NHS funded the system, which also operates at Southend Hospital, after claims that up to 40 per cent of UK patients were arriving at A&E with minor symptoms that could be treated by a doctor.

A nurse and GP section was set up at Basildon Hospital in December 2017, seven days a week from 9am to 11pm. But some days just nine patients used the service, Basildon Clinical Commissioning Group (CCG) Board was told on Thursday.

It comes after Basildon Hospital dropped all of its planned operations due to an exceptionally high number of sick patients. Earlier this month, Basildon Hospital was listed as Opel 3 alert status for the first time ever, which means patient flow is compromised and decisions have to be made at the highest level.

CCG board members were asked to consider scrapping the scheme from March 31 as the same doctor, nurse and administrator could have dealt with 100 patients in a GP surgery.

But several GPs, nurses and officers objected, pointing to success at Southend Hospital, where more than 45 patients a day are using the service.

The board’s chief nurse and acting chief officer, Lisa Allen, said: “We have to have it.
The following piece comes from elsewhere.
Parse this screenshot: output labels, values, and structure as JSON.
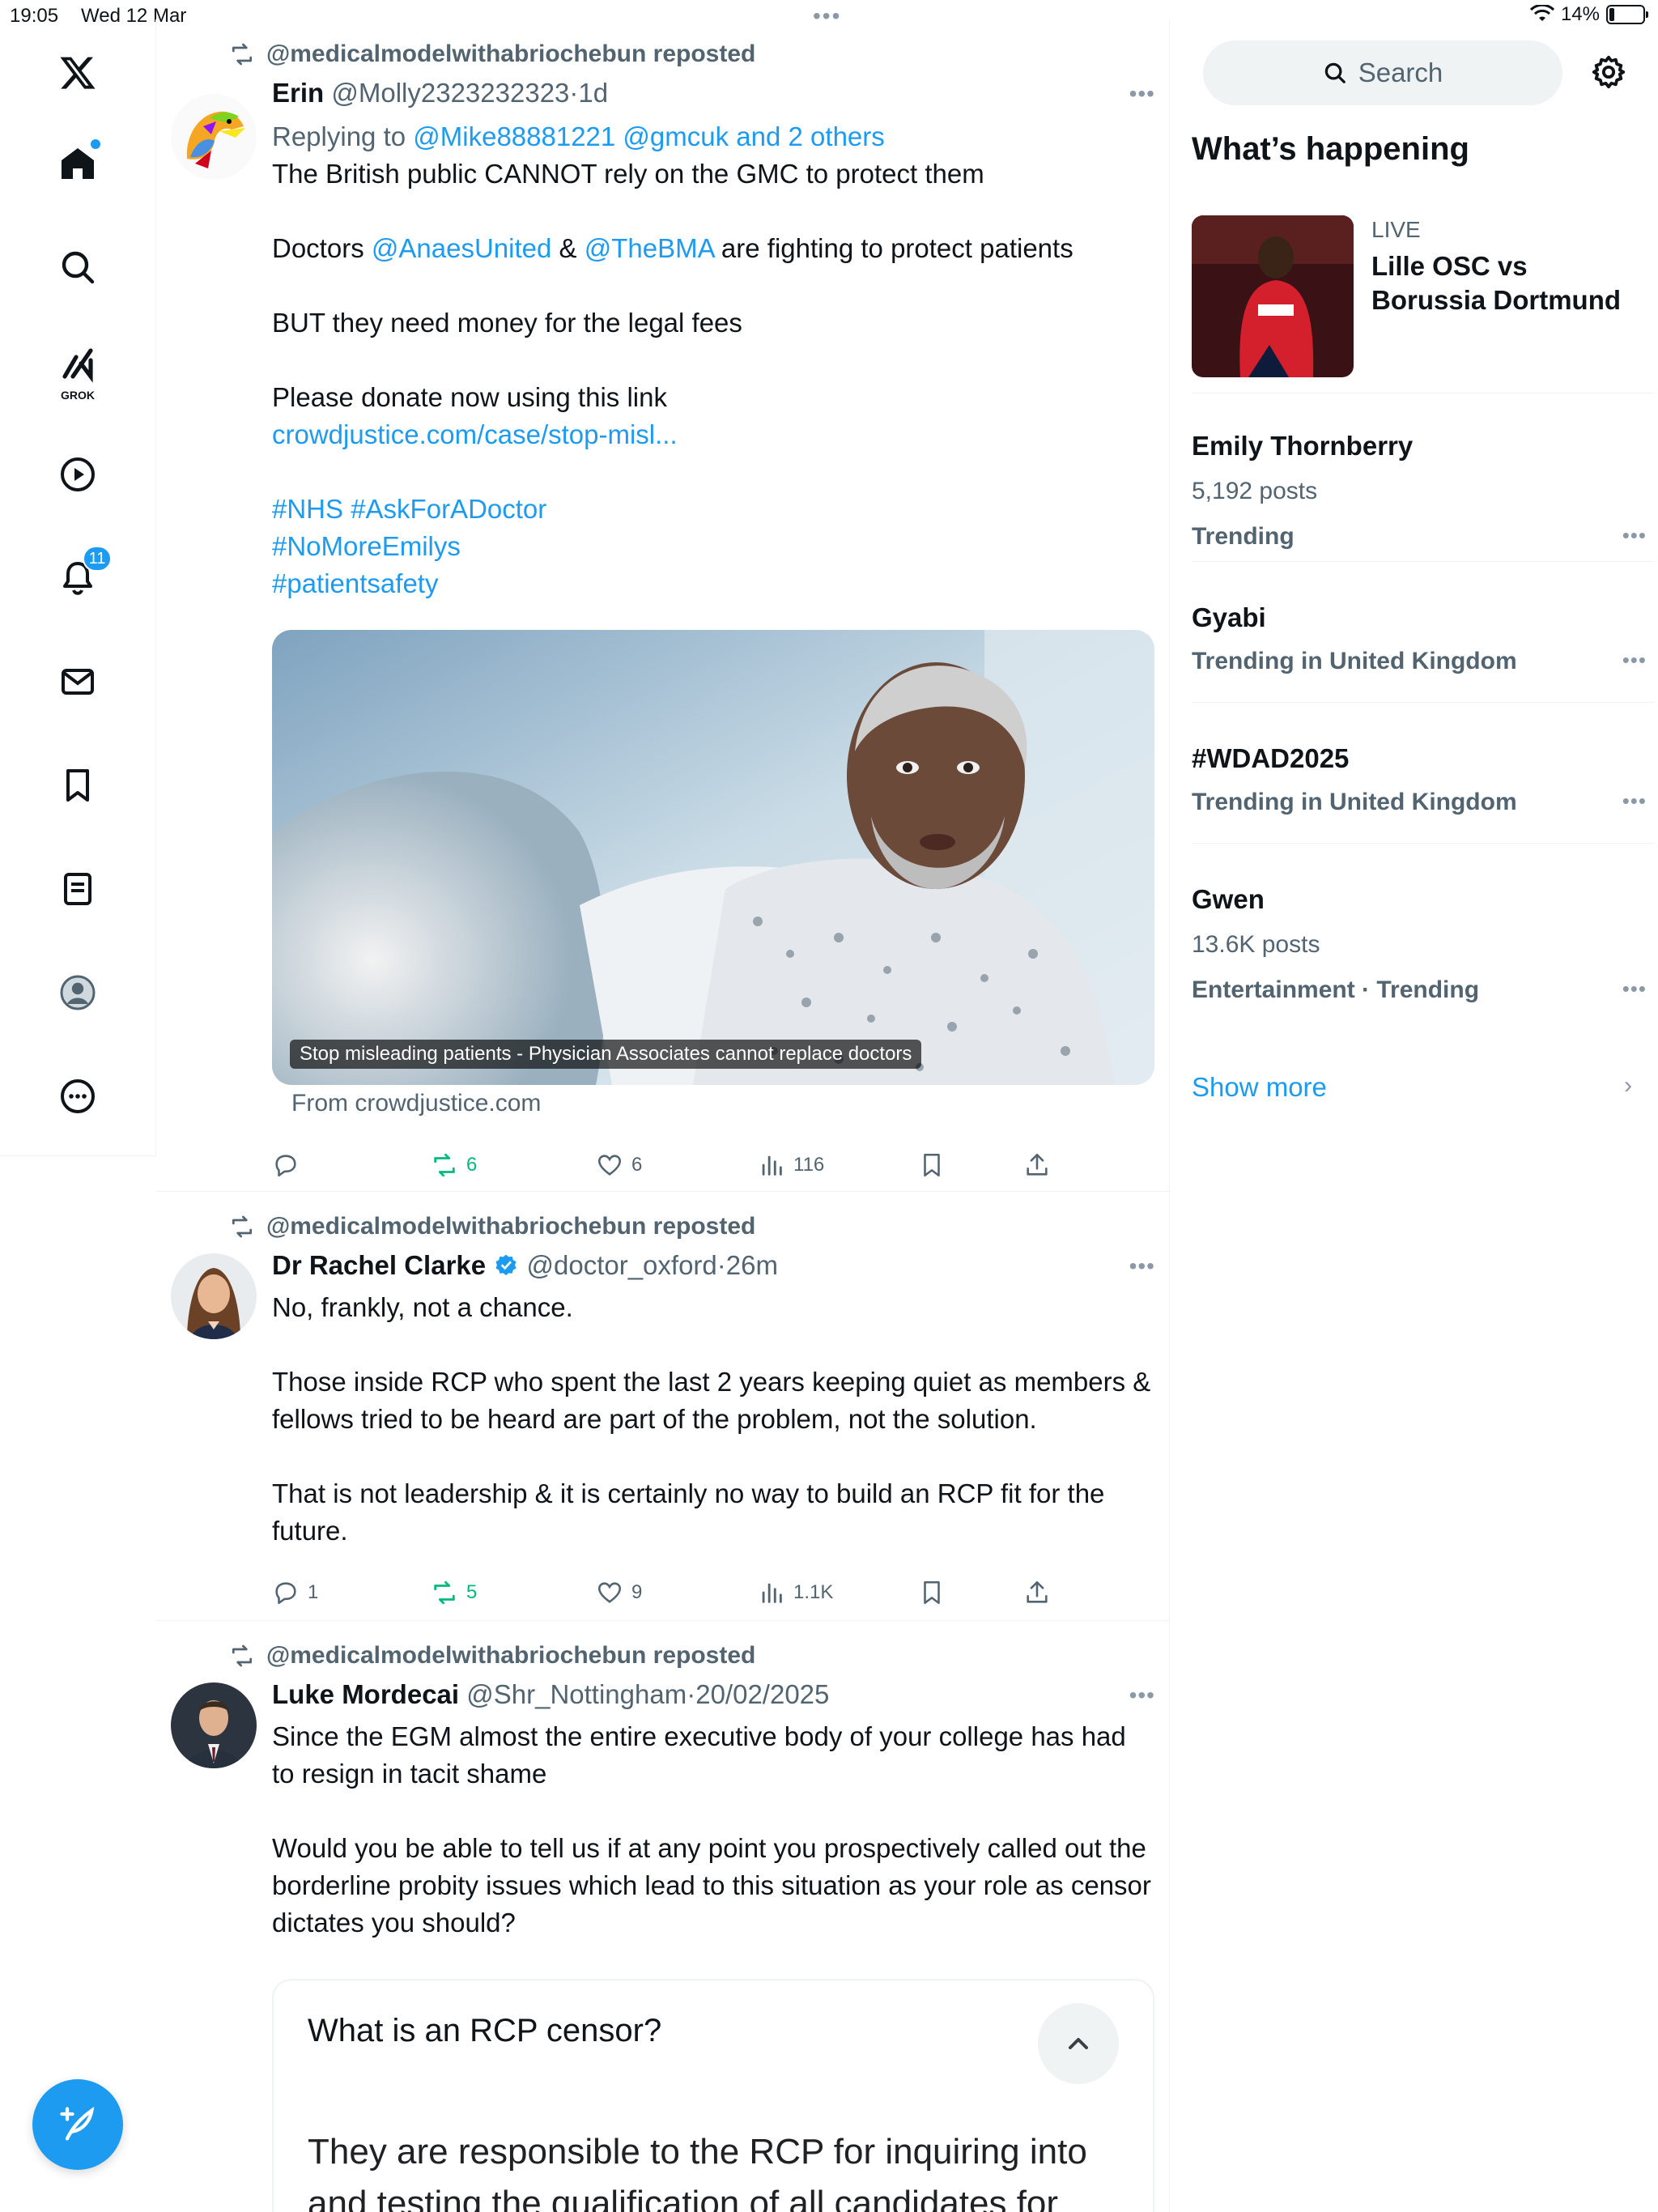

We have to have primary care streaming. It just needs some tweaks.”

Dr Julia Hale, consultant for secondary care, said: “The same model is working in Southend. If the framework is working elsewhere, it’s an implementation issue. It’s about performance monitoring.

“What monitoring is going on at the moment? We need something quite robust.”

Katherine Kirk MBE, board lay member and governance committee chair, questioned whether staff working with the scheme.

“So Basildon Hospital is not co-operating? The problem is not the model. It’s the hospital. Am I right?”

Board members questioned why they were funding a hospital service, but it was explained that the CCG was responsible for “front door hospital services” in Essex.

Board chair Dr Arv Guniyangodage said an urgent review was necessary, but agreed a suspension should be put on hold.

A majority of members agreed not to suspend the service, but to make checks with Basildon Hospital and report back in two months on how it is working.